UC San Diego

Group-foraging animals can coordinate their activities by performing positive signals that increase foraging or inhibitory signals that decrease recruitment when foragers detect danger. However, it is unclear whether foragers tune their excitatory and inhibitory signalling according to food value and predation risk. We therefore studied the signals that honeybee foragers perform before and after being attacked by live predators (wasps and spiders) or a robo-predator at a nectar source. Predator attacks significantly reduced recruitment dancing and increased stop signalling, which inhibits dancing for the dangerous resource. Attack equally reduced dancing for all sucrose concentrations. However, foragers factored travel costs into their positive signalling. At the feeder with greater travel cost (100. m), bees danced less when they responded more severely to attacks.
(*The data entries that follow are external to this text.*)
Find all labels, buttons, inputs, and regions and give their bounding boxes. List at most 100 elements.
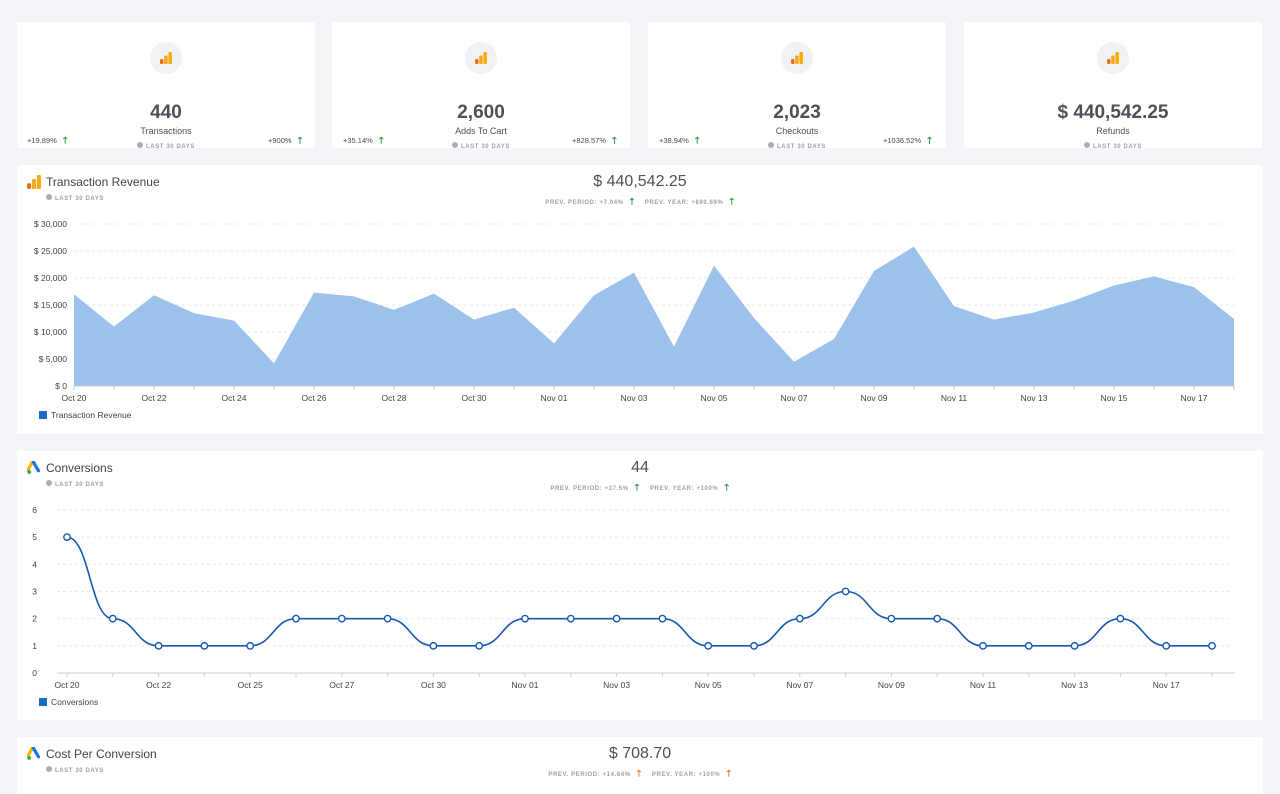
google-ads-icon (27, 461, 41, 474)
kpi-value: 2,023 (773, 102, 821, 123)
kpi-value: $ 440,542.25 (1057, 102, 1169, 123)
globe-icon (137, 142, 143, 148)
kpi-label: Adds To Cart (455, 126, 507, 136)
globe-icon (46, 766, 52, 772)
chart-legend[interactable]: Conversions (39, 697, 98, 707)
arrow-up-icon: 🡑 (297, 135, 303, 145)
data-point (108, 614, 117, 623)
globe-icon (452, 142, 458, 148)
kpi-label: Refunds (1096, 126, 1130, 136)
arrow-up-icon: 🡑 (927, 135, 932, 145)
panel-title: Transaction Revenue (46, 175, 160, 189)
panel-total: $ 440,542.25 (593, 173, 687, 190)
kpi-card-refunds[interactable]: $ 440,542.25 Refunds LAST 30 DAYS (964, 22, 1262, 150)
x-tick-label: Nov 13 (1061, 680, 1088, 690)
data-point (337, 614, 346, 623)
google-analytics-icon (1097, 42, 1129, 74)
data-point (429, 641, 438, 650)
legend-label: Conversions (51, 697, 99, 707)
panel-comparison: PREV. PERIOD: +37.5% 🡑 PREV. YEAR: +100% 🡑 (17, 480, 1263, 496)
panel-title: Conversions (46, 461, 113, 475)
data-point (246, 641, 255, 650)
y-tick-label: 2 (32, 614, 37, 624)
x-tick-label: Nov 15 (1101, 393, 1128, 403)
x-tick-label: Nov 13 (1021, 393, 1048, 403)
panel-total: $ 708.70 (608, 745, 672, 762)
x-tick-label: Nov 11 (970, 680, 997, 690)
y-tick-label: $ 10,000 (34, 327, 67, 337)
data-point (612, 614, 621, 623)
google-analytics-icon (465, 42, 497, 74)
data-point (292, 614, 300, 623)
arrow-up-icon: 🡑 (62, 135, 68, 145)
conversions-chart: 0 1 2 3 4 5 6 Oct 20 Oct 22 Oct 25 Oct 27 Oct 30 Nov… (32, 505, 1235, 690)
arrow-up-icon: 🡑 (636, 768, 642, 778)
data-point (933, 614, 942, 623)
x-tick-label: Nov 03 (603, 680, 630, 690)
x-tick-label: Oct 22 (146, 680, 171, 690)
y-tick-label: $ 5,000 (39, 354, 68, 364)
globe-icon (46, 480, 52, 486)
x-tick-label: Nov 09 (861, 393, 888, 403)
x-tick-label: Oct 20 (54, 680, 79, 690)
arrow-up-icon: 🡑 (724, 482, 730, 492)
data-point (1162, 641, 1171, 650)
kpi-card-adds-to-cart[interactable]: 2,600 Adds To Cart LAST 30 DAYS (332, 22, 630, 150)
kpi-label: Checkouts (775, 126, 819, 136)
data-point (475, 641, 484, 650)
kpi-card-checkouts[interactable]: 2,023 Checkouts LAST 30 DAYS (648, 22, 946, 150)
legend-label: Transaction Revenue (51, 410, 132, 420)
x-tick-label: Nov 01 (541, 393, 568, 403)
arrow-up-icon: 🡑 (634, 482, 640, 492)
prev-period: PREV. PERIOD: +14.64% (548, 772, 631, 778)
x-tick-label: Nov 17 (1153, 680, 1180, 690)
data-point (979, 641, 987, 650)
data-point (887, 614, 896, 623)
data-point (1116, 614, 1125, 623)
panel-period: LAST 30 DAYS (55, 482, 104, 488)
globe-icon (46, 194, 52, 200)
x-tick-label: Oct 22 (141, 393, 166, 403)
kpi-change-right: +900% 🡑 (268, 135, 303, 145)
x-tick-label: Nov 05 (695, 680, 722, 690)
data-point (200, 641, 209, 650)
prev-year: PREV. YEAR: +100% (651, 772, 721, 778)
data-point (1070, 641, 1079, 650)
data-point (704, 641, 713, 650)
transaction-revenue-chart: $ 0 $ 5,000 $ 10,000 $ 15,000 $ 20,000 $ 25,0… (34, 219, 1235, 403)
y-tick-label: $ 20,000 (34, 273, 67, 283)
kpi-label: Transactions (140, 126, 192, 136)
y-tick-label: $ 30,000 (34, 219, 67, 229)
kpi-change-left: +35.14% 🡑 (343, 135, 384, 145)
data-point (795, 614, 804, 623)
data-point (841, 587, 850, 596)
panel-comparison: PREV. PERIOD: +7.04% 🡑 PREV. YEAR: +890.69… (17, 194, 1263, 210)
google-analytics-icon (27, 175, 41, 189)
y-tick-label: 1 (32, 641, 37, 651)
kpi-period: LAST 30 DAYS (1093, 144, 1142, 150)
kpi-value: 440 (150, 102, 182, 123)
prev-period: PREV. PERIOD: +7.04% (545, 200, 624, 206)
kpi-change-right: +828.57% 🡑 (572, 135, 617, 145)
google-analytics-icon (781, 42, 813, 74)
y-tick-label: 5 (32, 532, 37, 542)
conversions-panel: Conversions LAST 30 DAYS 44 PREV. PERIOD… (17, 451, 1263, 720)
y-tick-label: 3 (32, 587, 37, 597)
revenue-area (74, 246, 1234, 386)
chart-legend[interactable]: Transaction Revenue (39, 410, 131, 420)
data-point (521, 614, 529, 623)
arrow-up-icon: 🡑 (612, 135, 617, 145)
kpi-period: LAST 30 DAYS (146, 144, 195, 150)
kpi-period: LAST 30 DAYS (777, 144, 826, 150)
kpi-card-transactions[interactable]: 440 Transactions LAST 30 DAYS (17, 22, 315, 150)
legend-swatch (39, 698, 47, 706)
x-tick-label: Oct 30 (421, 680, 446, 690)
arrow-up-icon: 🡑 (694, 135, 700, 145)
x-tick-label: Nov 07 (781, 393, 808, 403)
data-point (154, 641, 163, 650)
kpi-value: 2,600 (457, 102, 505, 123)
x-tick-label: Oct 25 (238, 680, 263, 690)
arrow-up-icon: 🡑 (629, 196, 635, 206)
y-tick-label: $ 0 (55, 381, 67, 391)
prev-year: PREV. YEAR: +100% (649, 486, 719, 492)
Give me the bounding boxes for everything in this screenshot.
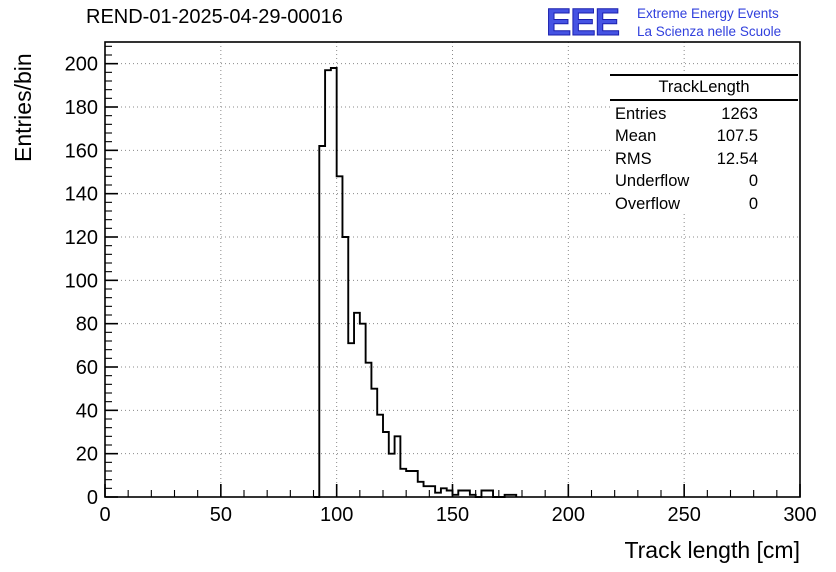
x-tick-label: 150 [436,504,469,526]
stats-label: Underflow [615,172,690,190]
y-tick-label: 200 [65,54,98,76]
x-tick-label: 250 [667,504,700,526]
y-tick-label: 160 [65,140,98,162]
y-tick-label: 140 [65,184,98,206]
eee-logo-caption: Extreme Energy Events La Scienza nelle S… [637,3,781,41]
stats-title: TrackLength [610,76,798,101]
x-tick-label: 100 [320,504,353,526]
x-axis-title: Track length [cm] [624,537,800,563]
x-tick-label: 0 [99,504,110,526]
stats-label: Mean [615,127,657,145]
stats-label: Entries [615,104,667,123]
y-axis-title: Entries/bin [10,53,36,162]
plot-title: REND-01-2025-04-29-00016 [86,6,343,28]
y-tick-label: 40 [76,400,98,422]
x-tick-label: 50 [210,504,232,526]
y-tick-label: 20 [76,444,98,466]
logo-line-1: Extreme Energy Events [637,6,779,21]
x-tick-label: 200 [552,504,585,526]
y-tick-label: 60 [76,357,98,379]
stats-row-mean: Mean 107.5 [610,124,798,147]
stats-box: TrackLength Entries 1263 Mean 107.5 RMS … [610,74,798,214]
stats-value: 0 [748,194,758,213]
stats-row-entries: Entries 1263 [610,101,798,124]
stats-label: RMS [615,149,652,168]
stats-value: 107.5 [716,127,758,145]
eee-logo-letters: EEE [546,3,621,43]
y-tick-label: 100 [65,270,98,292]
eee-logo: EEE Extreme Energy Events La Scienza nel… [545,3,782,43]
logo-line-2: La Scienza nelle Scuole [637,24,782,40]
stats-label: Overflow [615,194,681,213]
y-tick-label: 80 [76,314,98,336]
y-tick-label: 0 [87,487,98,509]
stats-value: 0 [748,172,758,190]
histogram-line [313,67,518,498]
y-tick-label: 180 [65,97,98,119]
y-tick-label: 120 [65,227,98,249]
x-tick-label: 300 [783,504,816,526]
eee-logo-text: EEE [546,3,619,43]
stats-value: 12.54 [716,149,758,168]
stats-row-rms: RMS 12.54 [610,146,798,169]
stats-row-overflow: Overflow 0 [610,191,798,214]
stats-row-underflow: Underflow 0 [610,169,798,192]
stats-value: 1263 [721,104,758,123]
At the low travel cost feeder (1. m), there was no significant effect of attack response severity upon dancing. Attacks increased inhibitory signal production. Live and robo-predator attacks elicited 131-fold more stop signals from foragers as compared to control treatments of freshly dead predators that did not attack. However, food profitability, distance and sucrose concentration did not alter stop signalling. We suggest that this pattern may generally characterize excitatory/inhibitory signal pairs in group foraging. Foragers tune positive signalling (recruitment) to food quality and peril, and this is countered by an inhibitory signal that is tuned to danger but not resource value.